Tradições sangrentas: Os carrascos da França

Os pontos altos da carreira de seu descendente, Charles-Henri Sanson, foram o primeiro uso da guilhotina em Paris e a execução de Luís XVI em janeiro de 1793. Ele foi intitulado pelos cidadãos Monsieur de Paris (o Cavalheiro de Paris), e seu segundo filho Henri, executou Maria Antonieta em 1793.

A sombria indústria da morte

A execução pública há muito tempo é uma expressão de autoridade e uma musa mórbida para as massas. Todas as culturas e sociedades parecem ter participado do ritual da morte em algum momento; seja para apaziguar os deuses, como os astecas, para manter a sociedade sob controle, como os romanos fizeram tão implacavelmente, ou, como é amplamente conhecido, para desafiar e derrubar a própria monarquia, como realizado pelos revolucionários franceses.

Hereditário e horripilante: As famílias de carrascos

Imagens de carrascos encapuzados, semelhantes a duendes, aplicando a crueldade de um regime com uma variedade de ferramentas mortais – laços, espadas, machados e, claro, guilhotinas – persistem em nossa consciência histórica. No entanto, raramente imaginamos a execução pública como um negócio familiar.

O Martírio de Luís XVI, Rei de França — perdôo os meus inimigos, morro inocente!!! , gravura de Isaac Cruikshank, 1º de fevereiro de 1793
O Martírio de Luís XVI, Rei de França — perdôo os meus inimigos, morro inocente!!! , gravura de Isaac Cruikshank, 1º de fevereiro de 1793

O ofício sangrento: Vida e morte de um carrasco

Na Alemanha, Franz Schmidt herdou o ofício de carrasco de seu pai na cidade bávara de Hof em 1573. Seu teste final foi a decapitação de um cachorro vadio no quintal de seu pai. Mais tarde, ele se tornou o executor-chefe em Nurnberg, após se casar com a filha do então executor-chefe.
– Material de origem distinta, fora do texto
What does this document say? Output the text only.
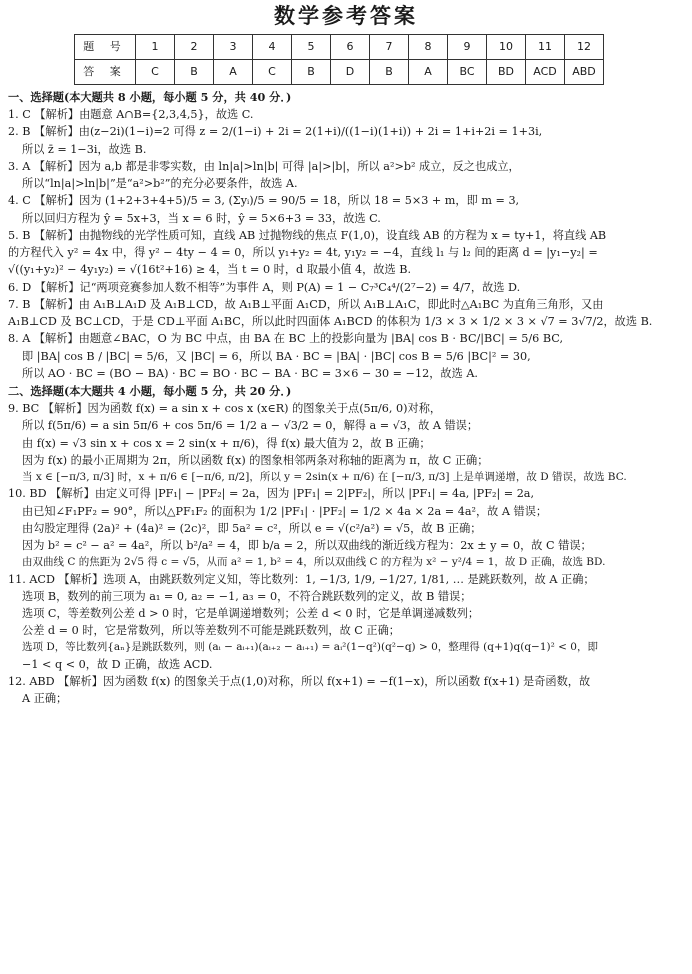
数学参考答案
题 号	1	2	3	4	5	6	7	8	9	10	11	12
答 案	C	B	A	C	B	D	B	A	BC	BD	ACD	ABD
一、选择题(本大题共 8 小题，每小题 5 分，共 40 分．)
1. C 【解析】由题意 A∩B={2,3,4,5}，故选 C.
2. B 【解析】由(z−2i)(1−i)=2 可得 z = 2/(1−i) + 2i = 2(1+i)/((1−i)(1+i)) + 2i = 1+i+2i = 1+3i,
所以 z̄ = 1−3i，故选 B.
3. A 【解析】因为 a,b 都是非零实数，由 ln|a|>ln|b| 可得 |a|>|b|，所以 a²>b² 成立，反之也成立，
所以“ln|a|>ln|b|”是“a²>b²”的充分必要条件，故选 A.
4. C 【解析】因为 (1+2+3+4+5)/5 = 3, (Σyᵢ)/5 = 90/5 = 18，所以 18 = 5×3 + m，即 m = 3,
所以回归方程为 ŷ = 5x+3，当 x = 6 时，ŷ = 5×6+3 = 33，故选 C.
5. B 【解析】由抛物线的光学性质可知，直线 AB 过抛物线的焦点 F(1,0)，设直线 AB 的方程为 x = ty+1，将直线 AB
的方程代入 y² = 4x 中，得 y² − 4ty − 4 = 0，所以 y₁+y₂ = 4t, y₁y₂ = −4，直线 l₁ 与 l₂ 间的距离 d = |y₁−y₂| =
√((y₁+y₂)² − 4y₁y₂) = √(16t²+16) ≥ 4，当 t = 0 时，d 取最小值 4，故选 B.
6. D 【解析】记“两项竞赛参加人数不相等”为事件 A，则 P(A) = 1 − C₇³C₄⁴/(2⁷−2) = 4/7，故选 D.
7. B 【解析】由 A₁B⊥A₁D 及 A₁B⊥CD，故 A₁B⊥平面 A₁CD，所以 A₁B⊥A₁C，即此时△A₁BC 为直角三角形，又由
A₁B⊥CD 及 BC⊥CD，于是 CD⊥平面 A₁BC，所以此时四面体 A₁BCD 的体积为 1/3 × 3 × 1/2 × 3 × √7 = 3√7/2，故选 B.
8. A 【解析】由题意∠BAC，O 为 BC 中点，由 BA 在 BC 上的投影向量为 |BA| cos B · BC/|BC| = 5/6 BC,
即 |BA| cos B / |BC| = 5/6，又 |BC| = 6，所以 BA · BC = |BA| · |BC| cos B = 5/6 |BC|² = 30,
所以 AO · BC = (BO − BA) · BC = BO · BC − BA · BC = 3×6 − 30 = −12，故选 A.
二、选择题(本大题共 4 小题，每小题 5 分，共 20 分．)
9. BC 【解析】因为函数 f(x) = a sin x + cos x (x∈R) 的图象关于点(5π/6, 0)对称，
所以 f(5π/6) = a sin 5π/6 + cos 5π/6 = 1/2 a − √3/2 = 0，解得 a = √3，故 A 错误；
由 f(x) = √3 sin x + cos x = 2 sin(x + π/6)，得 f(x) 最大值为 2，故 B 正确；
因为 f(x) 的最小正周期为 2π，所以函数 f(x) 的图象相邻两条对称轴的距离为 π，故 C 正确；
当 x ∈ [−π/3, π/3] 时，x + π/6 ∈ [−π/6, π/2]，所以 y = 2sin(x + π/6) 在 [−π/3, π/3] 上是单调递增，故 D 错误，故选 BC.
10. BD 【解析】由定义可得 |PF₁| − |PF₂| = 2a，因为 |PF₁| = 2|PF₂|，所以 |PF₁| = 4a, |PF₂| = 2a,
由已知∠F₁PF₂ = 90°，所以△PF₁F₂ 的面积为 1/2 |PF₁| · |PF₂| = 1/2 × 4a × 2a = 4a²，故 A 错误；
由勾股定理得 (2a)² + (4a)² = (2c)²，即 5a² = c²，所以 e = √(c²/a²) = √5，故 B 正确；
因为 b² = c² − a² = 4a²，所以 b²/a² = 4，即 b/a = 2，所以双曲线的渐近线方程为：2x ± y = 0，故 C 错误；
由双曲线 C 的焦距为 2√5 得 c = √5，从而 a² = 1, b² = 4，所以双曲线 C 的方程为 x² − y²/4 = 1，故 D 正确，故选 BD.
11. ACD 【解析】选项 A，由跳跃数列定义知，等比数列：1, −1/3, 1/9, −1/27, 1/81, … 是跳跃数列，故 A 正确；
选项 B，数列的前三项为 a₁ = 0, a₂ = −1, a₃ = 0，不符合跳跃数列的定义，故 B 错误；
选项 C，等差数列公差 d > 0 时，它是单调递增数列；公差 d < 0 时，它是单调递减数列；
公差 d = 0 时，它是常数列，所以等差数列不可能是跳跃数列，故 C 正确；
选项 D，等比数列{aₙ}是跳跃数列，则 (aᵢ − aᵢ₊₁)(aᵢ₊₂ − aᵢ₊₁) = aᵢ²(1−q²)(q²−q) > 0，整理得 (q+1)q(q−1)² < 0，即
−1 < q < 0，故 D 正确，故选 ACD.
12. ABD 【解析】因为函数 f(x) 的图象关于点(1,0)对称，所以 f(x+1) = −f(1−x)，所以函数 f(x+1) 是奇函数，故
A 正确；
Ele foi retratado na época decapitando Hans Froschel com um golpe certeiro de uma espada imponente. Franz deixou um diário rico e íntimo, registrando não apenas detalhes técnicos, mas também suas opiniões consideradas, detalhando suas 361 execuções ao longo da carreira. Franz formalmente se aposentou do ramo de execuções para seguir uma carreira bem-sucedida como médico, falecendo posteriormente como um homem rico e respeitável.
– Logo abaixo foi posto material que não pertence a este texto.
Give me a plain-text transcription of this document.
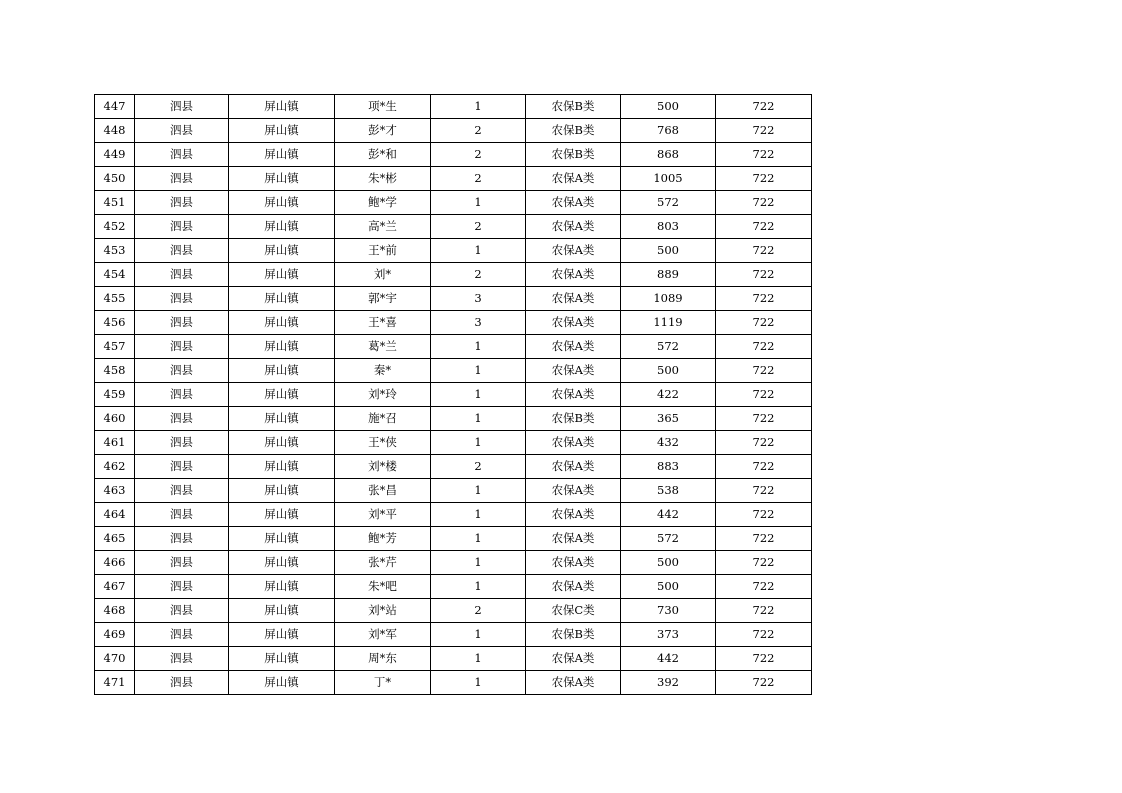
447	泗县	屏山镇	项*生	1	农保B类	500	722
448	泗县	屏山镇	彭*才	2	农保B类	768	722
449	泗县	屏山镇	彭*和	2	农保B类	868	722
450	泗县	屏山镇	朱*彬	2	农保A类	1005	722
451	泗县	屏山镇	鲍*学	1	农保A类	572	722
452	泗县	屏山镇	高*兰	2	农保A类	803	722
453	泗县	屏山镇	王*前	1	农保A类	500	722
454	泗县	屏山镇	刘*	2	农保A类	889	722
455	泗县	屏山镇	郭*宇	3	农保A类	1089	722
456	泗县	屏山镇	王*喜	3	农保A类	1119	722
457	泗县	屏山镇	葛*兰	1	农保A类	572	722
458	泗县	屏山镇	秦*	1	农保A类	500	722
459	泗县	屏山镇	刘*玲	1	农保A类	422	722
460	泗县	屏山镇	施*召	1	农保B类	365	722
461	泗县	屏山镇	王*侠	1	农保A类	432	722
462	泗县	屏山镇	刘*楼	2	农保A类	883	722
463	泗县	屏山镇	张*昌	1	农保A类	538	722
464	泗县	屏山镇	刘*平	1	农保A类	442	722
465	泗县	屏山镇	鲍*芳	1	农保A类	572	722
466	泗县	屏山镇	张*芹	1	农保A类	500	722
467	泗县	屏山镇	朱*吧	1	农保A类	500	722
468	泗县	屏山镇	刘*站	2	农保C类	730	722
469	泗县	屏山镇	刘*军	1	农保B类	373	722
470	泗县	屏山镇	周*东	1	农保A类	442	722
471	泗县	屏山镇	丁*	1	农保A类	392	722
The Near in Blood, the Nearer Bloody , gravura de Isaac Cruikshank, 26 de janeiro de 1793
The Near in Blood, the Nearer Bloody , gravura de Isaac Cruikshank, 26 de janeiro de 1793

A revolução e a necessidade de inovação

A Revolução Francesa impôs uma extrema pressão sobre os carrascos. Em um ofício que exigia habilidades técnicas com cordas e lâminas, os novatos enfrentavam uma curva de aprendizado íngreme, mas o protocolo era rigoroso – nenhum corte irregular era tolerado. Para aliviar essa situação, surgiu a guilhotina.
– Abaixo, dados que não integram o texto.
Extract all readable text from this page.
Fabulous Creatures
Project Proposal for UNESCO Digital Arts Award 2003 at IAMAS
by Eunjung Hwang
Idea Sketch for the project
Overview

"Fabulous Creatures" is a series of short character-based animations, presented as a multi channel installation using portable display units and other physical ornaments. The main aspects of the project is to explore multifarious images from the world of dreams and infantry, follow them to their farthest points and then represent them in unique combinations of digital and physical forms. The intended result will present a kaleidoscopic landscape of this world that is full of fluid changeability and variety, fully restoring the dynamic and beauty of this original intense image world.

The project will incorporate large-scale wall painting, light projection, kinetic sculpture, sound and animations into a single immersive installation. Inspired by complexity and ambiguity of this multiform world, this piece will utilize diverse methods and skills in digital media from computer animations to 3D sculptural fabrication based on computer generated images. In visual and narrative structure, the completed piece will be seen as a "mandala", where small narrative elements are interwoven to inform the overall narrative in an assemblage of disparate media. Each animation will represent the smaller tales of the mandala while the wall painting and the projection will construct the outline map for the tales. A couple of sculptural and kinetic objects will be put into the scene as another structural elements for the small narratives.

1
Rápida, confiável, limpa e impessoal, ela se tornou a escolha ideal para a industrialização da justiça mortal. Além de beneficiar os condenados, a guilhotina atendeu à crescente demanda dos profissionais médicos por cadáveres frescos, praticamente intactos. O protocolo exigia respeito pelos cadáveres, proibindo qualquer degradação ou humilhação após a decapitação.

Gravura que retrata a execução de Luís XVI
Gravura que retrata a execução de Luís XVI

O estigma e o isolamento social

Ao mesmo tempo insultados e temidos, casar-se com alguém da linhagem dos carrascos era considerado uma sentença de morte social. O público em geral tinha a superstição de que os algozes eram intocáveis. Qualquer interação, amizade ou relacionamento com um carrasco que havia executado um parente era impensável, e eles eram mantidos bem afastados da sociedade.

Certamente, um carrasco nunca seria considerado amigo de alguém e definitivamente não seria o vizinho mais desejável. Um insulto na época era ser acusado de jantar com o carrasco. Aceitar o emprego significava um divórcio instantâneo da sociedade para as famílias e seus herdeiros. As famílias não tinham escolha senão casar entre si (inevitavelmente havia cruzamentos); as filhas se casavam com carrascos estabelecidos, os primeiros filhos para herdar o negócio, e os segundos filhos se tornavam assistentes do carrasco na próxima cidade. Assim, eles se tornaram dinastias separadas, raramente interagindo com outras famílias.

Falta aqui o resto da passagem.